Although this movie uses some eye catching and artistic camera work, it doesn’t make up for the poorly executed story. The amount of subplots the movie attempts to cover are simply too much. It becomes impossible for the audience to keep track of what is happening in all the plotlines and figure out which ones are important and which ones are not. There are too many subplots that do not have a big enough impact on the film or the main character as a whole to be included. Parts of them are significant, but other parts the film could have done without. Screenwriter Peter Straughan attempts to compress the entire Pulitzer Prize winning novel into a two-and-a-half hour film which results in a choppy, ever-changing movie. By keeping every plotline and character in the film, it is hard for the audience to connect with a character and relate to a specific emotional journey.

The film also runs into trouble with all its stark dichotomies. Even though any movie can put apparent contrasts to good use, “The Goldfinch” does not. One dichotomy that sticks out the most is the disparity between all the characters in the film.
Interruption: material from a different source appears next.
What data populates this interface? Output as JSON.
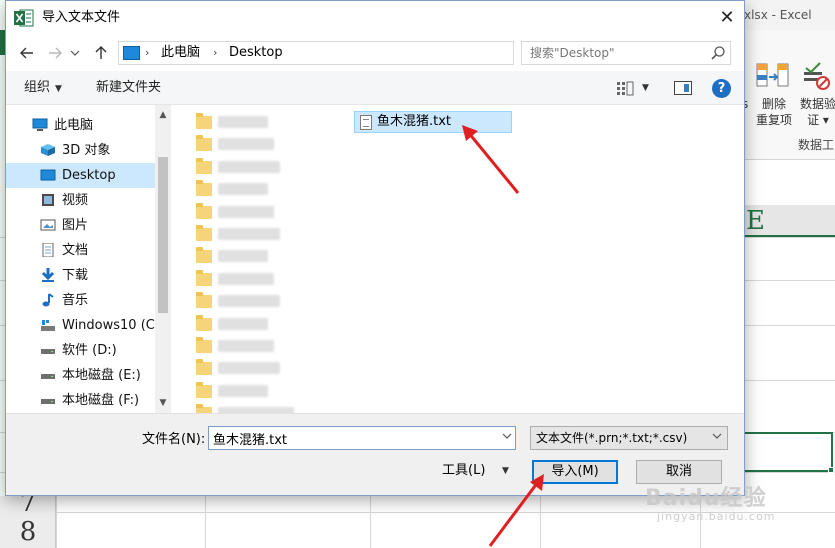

It is so disorienting at times that it feels like an entirely different movie. In the first act of the movie, Theo spends his time with his school friend’s family, the Barbers. This sets the scene for a traditional, proper, perhaps 1950s family. Then different characters are introduced which takes the film in the opposite direction that it was setting up. All of a sudden the audience is teleported from the calm, proper, wealthy atmosphere of the Barber’s to the eerie, abandoned, sleazy Nevada neighborhood where Theo’s father (Luke Wilson) lives and introduce Theo to a much more troubled life outside of Vegas. These quick and sudden contradictions lead the viewer to the question the time period, which is a common critique of this movie. Parts of the movie feel like the classic 1950s whereas others feel like the early 21st century and there aren’t any clear indicators of the actual year, either with young Theo or older Theo.

The baffling plot is probably due to the long-winded novel the movie is based off of. It’s practically impossible to cover every detail of a 771 page novel in a film that’s under three hours. However, there are definitely details which could have been omitted and others emphasized to help make the storyline easier to follow. “The Goldfinch” seems to have good intentions but it suffers from poor execution.